El camino, como la ceguera
de Saramago: un páramo blanco, interminable. La carretera desaparece bajo la
nieve, el progreso se interrumpe. Madrid se aleja. El estallido del invierno da
sentido a los kilómetros. Estamos aislados. O lo están ellos, depende de dónde
situemos la acción que verdaderamente importa. Una espesa blancura nos separa
de la capital del reino. Es, sin duda, una mala noticia. La carretera reúne y
comunica, establece vínculos y promete negocios. ¿Cómo despreciarla? Y, sin
embargo, resulta imposible no honrar la distancia, no acurrucarse en la costa.
Madrid es hoy una gestión y una protesta. La ciudad acoge al forastero, cierto,
pero se engalana para la revolución. Y para su condena.
Hay que protegerse. Ésa fue
la razón del siglo XVIII: elevar al hombre, defenderlo de la discrecionalidad
del poder. No resulta fácil. Las castas que se disputan la hegemonía española
se baten en Madrid por ganar los corazones y por llenar las calles. Poco queda
ya del discurso y del programa. Es complicado destilar lo positivo de la marea
acusatoria. España adopta el mensaje de la ilusión y de la rabia. Hay pocas
actitudes más peligrosas en política. La ilusión se desplaza por la península,
acomete a las provincias con voluntad de gobierno. La rabia se empodera. El
espacio se reduce.
Pero, uno tiene la impresión
de asistir siempre a la misma batalla, con los mismos soldados inflexibles. La
discusión empequeñece la vida en sociedad, la resume en trincheras. Protagonistas
no faltan: Bárcenas, Tania Sánchez, Monedero, Esperanza Aguirre, Susana Díaz…
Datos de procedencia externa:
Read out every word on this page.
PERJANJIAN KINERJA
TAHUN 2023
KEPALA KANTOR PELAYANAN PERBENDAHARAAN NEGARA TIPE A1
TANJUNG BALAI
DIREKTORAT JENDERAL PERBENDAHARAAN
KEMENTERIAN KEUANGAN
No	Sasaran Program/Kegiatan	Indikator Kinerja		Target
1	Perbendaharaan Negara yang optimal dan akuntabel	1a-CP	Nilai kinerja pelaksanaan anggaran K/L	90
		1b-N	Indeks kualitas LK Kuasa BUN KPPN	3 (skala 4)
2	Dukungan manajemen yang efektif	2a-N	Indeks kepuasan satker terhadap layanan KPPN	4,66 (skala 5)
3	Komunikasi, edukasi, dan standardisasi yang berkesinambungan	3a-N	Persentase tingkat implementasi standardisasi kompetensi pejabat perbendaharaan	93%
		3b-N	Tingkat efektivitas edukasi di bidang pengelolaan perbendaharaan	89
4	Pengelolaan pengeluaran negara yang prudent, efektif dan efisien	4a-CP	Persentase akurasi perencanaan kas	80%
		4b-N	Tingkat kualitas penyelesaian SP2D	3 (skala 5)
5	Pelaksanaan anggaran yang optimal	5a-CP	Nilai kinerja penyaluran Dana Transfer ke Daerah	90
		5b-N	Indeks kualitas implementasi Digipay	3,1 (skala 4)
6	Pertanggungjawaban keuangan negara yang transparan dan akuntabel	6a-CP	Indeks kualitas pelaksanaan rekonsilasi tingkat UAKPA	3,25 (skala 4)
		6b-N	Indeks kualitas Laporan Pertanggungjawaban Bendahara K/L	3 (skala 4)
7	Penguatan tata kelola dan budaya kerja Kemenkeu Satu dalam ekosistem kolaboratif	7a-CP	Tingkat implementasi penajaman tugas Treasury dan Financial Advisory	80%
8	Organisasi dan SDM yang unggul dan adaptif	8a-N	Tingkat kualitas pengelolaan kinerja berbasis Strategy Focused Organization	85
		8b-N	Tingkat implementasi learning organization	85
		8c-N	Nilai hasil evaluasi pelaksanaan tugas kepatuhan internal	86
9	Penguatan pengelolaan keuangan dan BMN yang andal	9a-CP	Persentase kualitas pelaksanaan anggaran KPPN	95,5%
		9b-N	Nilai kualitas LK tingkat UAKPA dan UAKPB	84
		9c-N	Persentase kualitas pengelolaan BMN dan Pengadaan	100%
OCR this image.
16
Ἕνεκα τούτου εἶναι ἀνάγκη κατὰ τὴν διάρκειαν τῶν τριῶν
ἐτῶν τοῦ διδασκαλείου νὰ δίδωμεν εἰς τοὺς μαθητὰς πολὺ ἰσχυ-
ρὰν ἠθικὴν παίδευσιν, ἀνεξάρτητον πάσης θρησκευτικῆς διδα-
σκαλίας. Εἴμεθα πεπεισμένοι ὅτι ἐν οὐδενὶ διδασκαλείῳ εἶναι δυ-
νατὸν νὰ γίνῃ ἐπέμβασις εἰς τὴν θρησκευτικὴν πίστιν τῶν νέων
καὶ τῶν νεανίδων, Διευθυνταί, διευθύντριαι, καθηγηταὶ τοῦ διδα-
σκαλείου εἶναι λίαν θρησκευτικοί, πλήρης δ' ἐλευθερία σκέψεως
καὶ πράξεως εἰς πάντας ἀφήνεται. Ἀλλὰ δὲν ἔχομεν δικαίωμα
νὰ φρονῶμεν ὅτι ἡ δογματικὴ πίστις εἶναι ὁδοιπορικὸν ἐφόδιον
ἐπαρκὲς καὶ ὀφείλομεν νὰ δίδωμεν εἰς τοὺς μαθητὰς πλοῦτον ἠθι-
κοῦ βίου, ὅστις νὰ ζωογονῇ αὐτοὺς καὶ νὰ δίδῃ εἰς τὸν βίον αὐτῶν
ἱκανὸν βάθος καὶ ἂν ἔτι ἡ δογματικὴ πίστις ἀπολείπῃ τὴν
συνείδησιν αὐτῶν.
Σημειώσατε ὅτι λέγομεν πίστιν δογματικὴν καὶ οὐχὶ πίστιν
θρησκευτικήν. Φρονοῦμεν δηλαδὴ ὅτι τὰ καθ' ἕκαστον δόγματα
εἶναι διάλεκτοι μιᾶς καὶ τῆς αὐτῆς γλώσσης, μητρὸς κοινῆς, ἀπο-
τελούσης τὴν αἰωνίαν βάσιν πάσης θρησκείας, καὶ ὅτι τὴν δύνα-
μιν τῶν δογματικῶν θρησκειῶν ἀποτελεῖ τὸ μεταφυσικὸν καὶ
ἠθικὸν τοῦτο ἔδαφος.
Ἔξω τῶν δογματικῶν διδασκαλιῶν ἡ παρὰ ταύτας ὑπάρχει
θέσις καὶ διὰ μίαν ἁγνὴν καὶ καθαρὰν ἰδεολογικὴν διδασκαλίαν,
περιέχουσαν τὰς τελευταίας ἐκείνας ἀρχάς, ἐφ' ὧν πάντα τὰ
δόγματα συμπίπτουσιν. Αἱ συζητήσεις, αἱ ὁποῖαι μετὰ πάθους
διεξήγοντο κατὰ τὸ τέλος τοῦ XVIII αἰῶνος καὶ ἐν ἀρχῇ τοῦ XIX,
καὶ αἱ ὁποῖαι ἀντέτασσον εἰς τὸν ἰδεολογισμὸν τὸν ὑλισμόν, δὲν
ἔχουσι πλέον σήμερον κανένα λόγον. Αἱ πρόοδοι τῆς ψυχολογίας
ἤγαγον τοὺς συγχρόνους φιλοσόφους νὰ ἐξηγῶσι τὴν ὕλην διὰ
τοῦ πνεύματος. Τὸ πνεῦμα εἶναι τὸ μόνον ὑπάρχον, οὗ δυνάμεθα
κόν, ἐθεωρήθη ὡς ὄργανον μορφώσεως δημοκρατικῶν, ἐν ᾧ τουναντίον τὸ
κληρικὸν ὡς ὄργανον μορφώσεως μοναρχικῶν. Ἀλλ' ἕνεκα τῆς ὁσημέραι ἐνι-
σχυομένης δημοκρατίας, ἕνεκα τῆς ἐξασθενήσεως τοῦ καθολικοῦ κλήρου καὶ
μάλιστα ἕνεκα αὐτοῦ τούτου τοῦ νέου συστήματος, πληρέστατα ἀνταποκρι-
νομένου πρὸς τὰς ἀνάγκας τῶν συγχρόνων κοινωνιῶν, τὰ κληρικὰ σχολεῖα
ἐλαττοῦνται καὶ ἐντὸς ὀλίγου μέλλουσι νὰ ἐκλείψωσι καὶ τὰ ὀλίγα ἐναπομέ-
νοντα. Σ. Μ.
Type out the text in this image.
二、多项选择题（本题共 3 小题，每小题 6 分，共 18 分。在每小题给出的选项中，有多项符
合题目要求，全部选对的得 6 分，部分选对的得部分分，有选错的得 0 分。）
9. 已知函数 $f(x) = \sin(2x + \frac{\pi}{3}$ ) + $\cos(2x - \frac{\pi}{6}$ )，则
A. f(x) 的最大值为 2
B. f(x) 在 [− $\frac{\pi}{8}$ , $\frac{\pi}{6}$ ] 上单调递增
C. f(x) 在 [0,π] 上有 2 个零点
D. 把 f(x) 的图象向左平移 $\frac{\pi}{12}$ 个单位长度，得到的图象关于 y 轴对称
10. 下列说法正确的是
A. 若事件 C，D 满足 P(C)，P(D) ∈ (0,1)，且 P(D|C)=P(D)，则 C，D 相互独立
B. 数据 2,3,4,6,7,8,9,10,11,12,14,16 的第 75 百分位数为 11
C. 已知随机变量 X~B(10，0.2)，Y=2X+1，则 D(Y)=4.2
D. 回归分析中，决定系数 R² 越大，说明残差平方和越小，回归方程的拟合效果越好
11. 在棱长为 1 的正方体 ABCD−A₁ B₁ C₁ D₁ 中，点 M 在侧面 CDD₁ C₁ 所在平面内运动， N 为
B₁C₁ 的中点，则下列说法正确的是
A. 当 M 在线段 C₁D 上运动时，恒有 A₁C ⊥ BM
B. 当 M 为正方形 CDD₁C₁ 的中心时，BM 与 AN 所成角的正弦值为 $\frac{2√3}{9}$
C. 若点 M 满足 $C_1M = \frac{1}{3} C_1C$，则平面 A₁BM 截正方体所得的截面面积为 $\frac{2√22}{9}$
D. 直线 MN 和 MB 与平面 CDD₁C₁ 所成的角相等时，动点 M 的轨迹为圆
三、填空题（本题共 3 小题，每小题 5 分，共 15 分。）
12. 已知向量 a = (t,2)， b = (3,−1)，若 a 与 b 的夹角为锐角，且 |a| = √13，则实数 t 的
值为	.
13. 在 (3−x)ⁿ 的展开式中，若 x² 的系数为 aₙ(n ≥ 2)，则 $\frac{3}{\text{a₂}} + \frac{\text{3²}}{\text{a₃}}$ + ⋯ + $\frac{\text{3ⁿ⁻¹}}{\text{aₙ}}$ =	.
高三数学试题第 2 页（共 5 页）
El verdadero desafío consiste en asumir que el país es un duelo de partidos que
se presentan como portadores de soluciones únicas. En definitiva, el peligro de
la secta, de la exclusión. Madrid, fiel a su tradición, impone hoy un argumentario
de enfrentamiento.
*Columna publicada el 12 de febrero de 2015 en El Diario Montañés.